A la suite de cette descente des centaines des militaires et des policiers, le quartier FURU s’est vidé de sa population qui craignait un carnage. Vers 10h, seuls les militaires sillonnaient le quartier de FURU déserté de sa population après une nuit de veille et de résistance.

Vers 10h30, le nombre des personnes arrêtées à FURU dépassait déjà 50. Parmi ceux qui sont aux arrêts, on peut citer :

- Mr Timothée, gérant d’une alimentation de Furu, arrêté dans son alimentation,

- Mr Joseph KAKULE MANDELA,

- Mr Kasereka KISOKOLI,

- Aliery KASIVIREHI (blessé par balle)

A Katwa plus de 20 personnes aussi été enlevées par un autre groupe de militaires revenus ce matin pour brulé le nouveau parlement construit dans la nuit.

Les leaders de deux parlements qui connaissent bien les tactiques de l’armée et de la police de Butembo n’ont pas été arrêtés et seraient en un lieu sûr dans la ville de Butembo.

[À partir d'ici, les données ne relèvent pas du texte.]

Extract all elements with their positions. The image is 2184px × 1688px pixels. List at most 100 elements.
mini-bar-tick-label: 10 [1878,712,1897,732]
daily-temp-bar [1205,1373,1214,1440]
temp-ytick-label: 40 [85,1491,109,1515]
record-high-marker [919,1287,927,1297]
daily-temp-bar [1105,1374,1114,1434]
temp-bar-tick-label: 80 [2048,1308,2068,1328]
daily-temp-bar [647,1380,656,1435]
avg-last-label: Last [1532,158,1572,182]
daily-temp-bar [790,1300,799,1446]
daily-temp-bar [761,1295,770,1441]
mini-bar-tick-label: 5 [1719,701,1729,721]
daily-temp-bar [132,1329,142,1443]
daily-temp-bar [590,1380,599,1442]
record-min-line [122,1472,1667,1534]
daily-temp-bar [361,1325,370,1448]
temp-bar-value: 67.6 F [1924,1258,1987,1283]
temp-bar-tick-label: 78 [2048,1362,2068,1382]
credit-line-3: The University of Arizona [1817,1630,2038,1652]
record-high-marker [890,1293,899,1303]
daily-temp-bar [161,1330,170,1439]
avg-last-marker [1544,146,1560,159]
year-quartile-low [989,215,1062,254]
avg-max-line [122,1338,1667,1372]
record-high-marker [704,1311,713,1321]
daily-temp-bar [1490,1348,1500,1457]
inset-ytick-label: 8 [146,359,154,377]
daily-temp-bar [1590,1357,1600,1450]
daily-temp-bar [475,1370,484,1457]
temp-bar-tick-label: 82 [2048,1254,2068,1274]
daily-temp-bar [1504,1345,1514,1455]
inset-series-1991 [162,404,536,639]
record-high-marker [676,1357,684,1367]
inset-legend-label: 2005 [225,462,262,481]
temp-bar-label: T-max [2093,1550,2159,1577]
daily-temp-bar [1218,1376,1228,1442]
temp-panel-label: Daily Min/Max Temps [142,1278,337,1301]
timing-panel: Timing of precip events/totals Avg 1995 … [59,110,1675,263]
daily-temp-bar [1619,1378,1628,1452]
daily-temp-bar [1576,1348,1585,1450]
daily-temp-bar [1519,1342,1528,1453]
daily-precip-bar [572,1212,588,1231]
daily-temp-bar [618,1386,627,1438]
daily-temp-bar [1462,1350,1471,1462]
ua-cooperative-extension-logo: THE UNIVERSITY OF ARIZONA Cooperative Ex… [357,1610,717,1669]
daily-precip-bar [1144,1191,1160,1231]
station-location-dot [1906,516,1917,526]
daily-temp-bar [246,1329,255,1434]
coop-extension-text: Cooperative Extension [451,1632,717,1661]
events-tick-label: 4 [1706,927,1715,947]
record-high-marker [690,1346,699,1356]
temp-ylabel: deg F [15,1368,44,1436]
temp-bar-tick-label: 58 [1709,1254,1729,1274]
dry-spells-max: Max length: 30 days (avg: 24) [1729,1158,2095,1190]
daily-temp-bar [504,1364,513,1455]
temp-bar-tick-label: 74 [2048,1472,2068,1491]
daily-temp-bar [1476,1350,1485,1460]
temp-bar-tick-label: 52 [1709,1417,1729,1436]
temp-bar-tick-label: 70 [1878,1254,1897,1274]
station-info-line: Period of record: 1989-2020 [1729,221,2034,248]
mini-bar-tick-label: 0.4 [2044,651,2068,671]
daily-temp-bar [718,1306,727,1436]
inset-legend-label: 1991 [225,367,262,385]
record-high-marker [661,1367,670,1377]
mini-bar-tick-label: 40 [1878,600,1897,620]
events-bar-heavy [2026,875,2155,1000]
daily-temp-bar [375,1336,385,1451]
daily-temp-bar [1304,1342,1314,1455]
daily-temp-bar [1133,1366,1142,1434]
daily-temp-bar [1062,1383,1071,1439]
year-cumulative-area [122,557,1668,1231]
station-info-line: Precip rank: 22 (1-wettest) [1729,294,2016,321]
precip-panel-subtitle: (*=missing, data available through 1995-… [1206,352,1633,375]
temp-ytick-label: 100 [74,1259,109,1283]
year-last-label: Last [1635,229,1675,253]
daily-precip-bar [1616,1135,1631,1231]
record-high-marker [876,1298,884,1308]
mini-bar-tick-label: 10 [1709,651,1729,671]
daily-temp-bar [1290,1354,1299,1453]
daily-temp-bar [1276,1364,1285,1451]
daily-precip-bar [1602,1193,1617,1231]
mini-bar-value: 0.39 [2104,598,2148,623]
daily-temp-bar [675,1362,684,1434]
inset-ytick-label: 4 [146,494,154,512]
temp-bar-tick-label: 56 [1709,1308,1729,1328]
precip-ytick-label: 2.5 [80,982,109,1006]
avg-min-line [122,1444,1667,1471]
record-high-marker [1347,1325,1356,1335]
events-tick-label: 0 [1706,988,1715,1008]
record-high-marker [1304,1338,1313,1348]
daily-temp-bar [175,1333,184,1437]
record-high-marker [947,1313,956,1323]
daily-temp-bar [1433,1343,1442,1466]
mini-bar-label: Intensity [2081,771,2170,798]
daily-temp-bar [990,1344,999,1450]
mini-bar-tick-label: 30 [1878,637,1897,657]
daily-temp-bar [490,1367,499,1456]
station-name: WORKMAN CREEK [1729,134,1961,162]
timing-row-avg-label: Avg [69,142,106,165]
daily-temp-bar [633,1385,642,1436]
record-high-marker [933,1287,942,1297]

Pour réprimer cette jeunesse qui se bat pour un état de droit et la liberté d’expression en RDC, l’armée vient d’installer un camp militaire à FURU au lieu de l’Hémicycle pour mater ce qu’elle appelle insurrection. La suite de cette présence militaire à FURU n’est pas connue ! Les observateurs quant à eux se demandent si la révolution tant voulue en RDC peut partir de Butembo !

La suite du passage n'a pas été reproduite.